Park Jung Geun, Hong Bo Young, Park Hae-Yeon, Yoo Yeun Jie, Yoon Mi-Jeong, Kim Joon-Sung, Lim Seong Hoon
Department of Rehabilitation Medicine, St. Vincent's Hospital, College of Medicine, The Catholic University of Korea, 93 Jungbu-daero, Paldal-gu, Suwon 16247, Korea.
Department of Rehabilitation Medicine, Seoul St. Mary's Hospital, College of Medicine, The Catholic University of Korea, Seoul 06591, Korea.
J Pers Med. 2021 May 15;11(5):417. doi: 10.3390/jpm11050417.
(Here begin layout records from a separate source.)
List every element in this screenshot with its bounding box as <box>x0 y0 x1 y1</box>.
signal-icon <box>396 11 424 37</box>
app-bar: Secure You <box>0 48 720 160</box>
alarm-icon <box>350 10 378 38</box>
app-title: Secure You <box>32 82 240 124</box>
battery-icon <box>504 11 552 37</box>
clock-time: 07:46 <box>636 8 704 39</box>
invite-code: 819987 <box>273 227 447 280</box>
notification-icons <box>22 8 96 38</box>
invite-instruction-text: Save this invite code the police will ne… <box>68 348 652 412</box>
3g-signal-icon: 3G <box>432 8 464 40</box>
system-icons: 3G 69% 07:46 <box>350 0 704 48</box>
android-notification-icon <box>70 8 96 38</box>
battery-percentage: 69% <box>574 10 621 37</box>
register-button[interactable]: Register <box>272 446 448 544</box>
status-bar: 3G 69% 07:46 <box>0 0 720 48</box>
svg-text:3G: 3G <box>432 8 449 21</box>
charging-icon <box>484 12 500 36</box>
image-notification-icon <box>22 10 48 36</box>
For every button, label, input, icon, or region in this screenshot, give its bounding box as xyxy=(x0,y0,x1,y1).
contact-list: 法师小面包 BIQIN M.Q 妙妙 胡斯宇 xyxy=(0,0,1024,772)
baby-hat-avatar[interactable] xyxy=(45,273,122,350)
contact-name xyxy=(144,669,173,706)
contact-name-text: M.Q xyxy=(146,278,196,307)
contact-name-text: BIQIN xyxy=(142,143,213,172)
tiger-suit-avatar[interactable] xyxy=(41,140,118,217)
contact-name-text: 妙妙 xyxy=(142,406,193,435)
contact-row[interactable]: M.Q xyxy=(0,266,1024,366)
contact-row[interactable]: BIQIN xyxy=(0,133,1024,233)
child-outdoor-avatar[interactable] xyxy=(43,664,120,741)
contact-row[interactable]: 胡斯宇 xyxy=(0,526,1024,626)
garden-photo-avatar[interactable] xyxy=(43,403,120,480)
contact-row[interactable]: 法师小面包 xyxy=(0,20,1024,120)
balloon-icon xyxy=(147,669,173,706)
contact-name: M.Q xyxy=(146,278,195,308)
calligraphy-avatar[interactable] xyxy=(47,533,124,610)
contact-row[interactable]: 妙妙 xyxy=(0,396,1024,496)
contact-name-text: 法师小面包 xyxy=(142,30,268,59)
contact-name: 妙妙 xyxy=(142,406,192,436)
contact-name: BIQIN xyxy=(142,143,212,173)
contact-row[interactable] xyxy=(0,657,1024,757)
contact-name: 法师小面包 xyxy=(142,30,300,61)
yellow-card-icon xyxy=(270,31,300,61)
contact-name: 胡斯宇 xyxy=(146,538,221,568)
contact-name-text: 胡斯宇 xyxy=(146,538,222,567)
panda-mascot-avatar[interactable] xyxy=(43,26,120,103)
A stroke may be followed by central post-stroke pain (CPSP), which is characterized by chronic neuropathic pain. The exact mechanism has not yet been fully uncovered. We investigated alterations in the white matters in patients with CPSP, compared with stroke patients without CPSP and normal controls. Our retrospective cross-sectional, case-control study participants were assigned to three groups: CPSP (stroke patients with CPSP ( = 17)); stroke control (stroke patients without CPSP ( = 26)); and normal control (normal subjects ( = 34)). The investigation of white matter for CPSP was focused on the values of fiber numbers (FN) and fractional anisotrophy (FA) for spinothalamic tract (STT), anterior thalamic radiation (ATR), superior thalamic radiation (STR) and posterior thalamic radiation (PTR), and corticospinal tract (CST) was measured. The FA for the STT and STR of the CPSP group were lower than those for the stroke control and normal control groups. The FA of CST and ATR did not differ between the CPSP and stroke groups, but both differed from the normal control. The FA of PTR in the stroke control group differed from the normal control group, but not from the CPSP group. The FN of CST, STT, ATR, and STR for the CPSP and stroke control groups did not differ from each other, but both differed from those of normal controls. FN of PTR did not differ between the CPSP and normal control groups. The alterations in the spinothalamic tract and superior thalamic radiation after stroke would play a role in the pathogenesis of CPSP.
中风后可能会出现中枢性中风后疼痛(CPSP),其特征为慢性神经性疼痛。确切机制尚未完全揭示。我们对CPSP患者的白质变化进行了研究,并与无CPSP的中风患者及正常对照进行比较。我们的回顾性横断面病例对照研究参与者被分为三组:CPSP组(患有CPSP的中风患者( = 17));中风对照组(无CPSP的中风患者( = 26));以及正常对照组(正常受试者( = 34))。对CPSP白质的研究重点在于脊髓丘脑束(STT)、丘脑前辐射(ATR)、丘脑上辐射(STR)和丘脑后辐射(PTR)的纤维数量(FN)值和分数各向异性(FA),并测量了皮质脊髓束(CST)。CPSP组的STT和STR的FA低于中风对照组和正常对照组。CPSP组和中风组之间CST和ATR的FA没有差异,但两者均与正常对照组不同。中风对照组中PTR的FA与正常对照组不同,但与CPSP组无差异。CPSP组和中风对照组的CST、STT、ATR和STR的FN彼此无差异,但两者均与正常对照组不同。CPSP组和正常对照组之间PTR的FN没有差异。中风后脊髓丘脑束和丘脑上辐射的变化在CPSP的发病机制中起作用。